The organization is a cooperative worker-directed agency. Decisions typically made by an owner, CEO, or board of directors made up of owners and managers will instead be made democratically by all those whose livelihoods and well-being depend directly on the business and who directly contribute to the production of the surplus.
Democracy is a central value for modern civilization. But our local and national elections in modern democracies only give us limited input into the actual running of things. We may elect our leaders, or our electoral college may do so, but can't really keep our leaders in line, and they often end up fighting for the interests of lobbyists and campaign donors rather than their own constituents.

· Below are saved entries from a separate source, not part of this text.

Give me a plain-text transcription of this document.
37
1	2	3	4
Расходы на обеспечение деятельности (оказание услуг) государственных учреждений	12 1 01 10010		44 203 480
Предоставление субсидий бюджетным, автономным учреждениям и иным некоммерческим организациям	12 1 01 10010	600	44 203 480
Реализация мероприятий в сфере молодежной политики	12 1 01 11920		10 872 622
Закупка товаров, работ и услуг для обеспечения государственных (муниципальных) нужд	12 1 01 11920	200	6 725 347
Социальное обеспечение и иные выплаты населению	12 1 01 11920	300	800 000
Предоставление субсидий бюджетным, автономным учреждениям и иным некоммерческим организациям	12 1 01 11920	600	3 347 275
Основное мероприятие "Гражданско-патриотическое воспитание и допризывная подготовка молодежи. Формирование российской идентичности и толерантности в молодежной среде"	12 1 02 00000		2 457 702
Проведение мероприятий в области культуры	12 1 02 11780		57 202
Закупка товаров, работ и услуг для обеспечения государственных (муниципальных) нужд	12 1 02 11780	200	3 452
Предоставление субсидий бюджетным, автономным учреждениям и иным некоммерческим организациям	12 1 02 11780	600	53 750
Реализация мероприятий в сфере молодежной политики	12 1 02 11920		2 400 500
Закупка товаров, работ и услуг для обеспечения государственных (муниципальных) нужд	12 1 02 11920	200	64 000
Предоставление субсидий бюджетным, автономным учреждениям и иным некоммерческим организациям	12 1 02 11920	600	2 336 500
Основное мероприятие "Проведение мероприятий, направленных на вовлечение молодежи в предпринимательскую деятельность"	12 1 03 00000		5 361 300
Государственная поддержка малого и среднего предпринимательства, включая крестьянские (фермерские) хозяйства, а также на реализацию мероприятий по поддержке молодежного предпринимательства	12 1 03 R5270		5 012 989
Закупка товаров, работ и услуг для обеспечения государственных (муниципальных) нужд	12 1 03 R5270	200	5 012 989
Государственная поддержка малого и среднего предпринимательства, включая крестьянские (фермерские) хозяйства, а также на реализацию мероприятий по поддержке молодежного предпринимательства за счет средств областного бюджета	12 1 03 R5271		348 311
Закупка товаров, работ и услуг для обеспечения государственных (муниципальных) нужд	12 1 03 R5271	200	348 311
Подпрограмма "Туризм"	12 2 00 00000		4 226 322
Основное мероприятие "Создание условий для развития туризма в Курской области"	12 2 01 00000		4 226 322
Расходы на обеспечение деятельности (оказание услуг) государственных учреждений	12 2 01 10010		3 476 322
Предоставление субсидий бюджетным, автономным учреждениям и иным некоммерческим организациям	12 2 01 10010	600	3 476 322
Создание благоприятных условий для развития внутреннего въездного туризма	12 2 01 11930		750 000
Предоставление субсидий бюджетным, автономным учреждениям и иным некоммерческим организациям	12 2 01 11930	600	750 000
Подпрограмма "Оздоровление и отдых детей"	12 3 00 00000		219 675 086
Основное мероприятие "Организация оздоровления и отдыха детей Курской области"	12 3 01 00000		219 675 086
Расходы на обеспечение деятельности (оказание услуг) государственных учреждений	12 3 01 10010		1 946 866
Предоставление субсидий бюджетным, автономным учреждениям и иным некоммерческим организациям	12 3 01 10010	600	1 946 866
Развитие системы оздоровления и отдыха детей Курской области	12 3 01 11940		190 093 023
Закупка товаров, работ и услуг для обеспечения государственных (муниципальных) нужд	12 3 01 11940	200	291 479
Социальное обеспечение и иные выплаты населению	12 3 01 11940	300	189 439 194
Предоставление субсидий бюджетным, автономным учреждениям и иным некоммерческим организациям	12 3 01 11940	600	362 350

Beyond our regular governmental elections, democracy doesn't really happen in our communities and workplaces. Most workers are subservient to their managers and owners. If they attempt to unionize or otherwise make their voices heard, they risk getting fired or passed over for promotions.
In contrast, a worker-directed cooperative would directly involve the collaborative efforts of all employees to build the company and run it democratically.
The surplus-producing workers together function as the board of directors, so that decisions dealing with the appropriation of the surplus are made by those who produce it*. Other decisions should also take into account the opinions of any faciliator worker-members (such as sales, office managers, accountants).
Development managers are elected at a biannual meeting and can serve at most 2 consecutive terms. Unlike other organizations, there will never be a time when there are development managers who don't actually write code. This is prohibited in the Cooperative's constitution (in this very sentence). Developers may rotate between writing code, QA, project management, and DevOps. But when managers' terms are over, they must always rotate back into engineering.
When new producer employees are added to the company, they must be added to as owner-shareholders within 8 weeks by the company filing the appropriate ammendments with the California secretary of state.
When an employee leaves the company, the employee's shares will be converted to non-voting shares within 8 weeks by filing the appropriate ammendments with the California secretary of state. The departing member may then elect to redeem the shares via the buyback program or to continue receiving dividends via non-voting shares.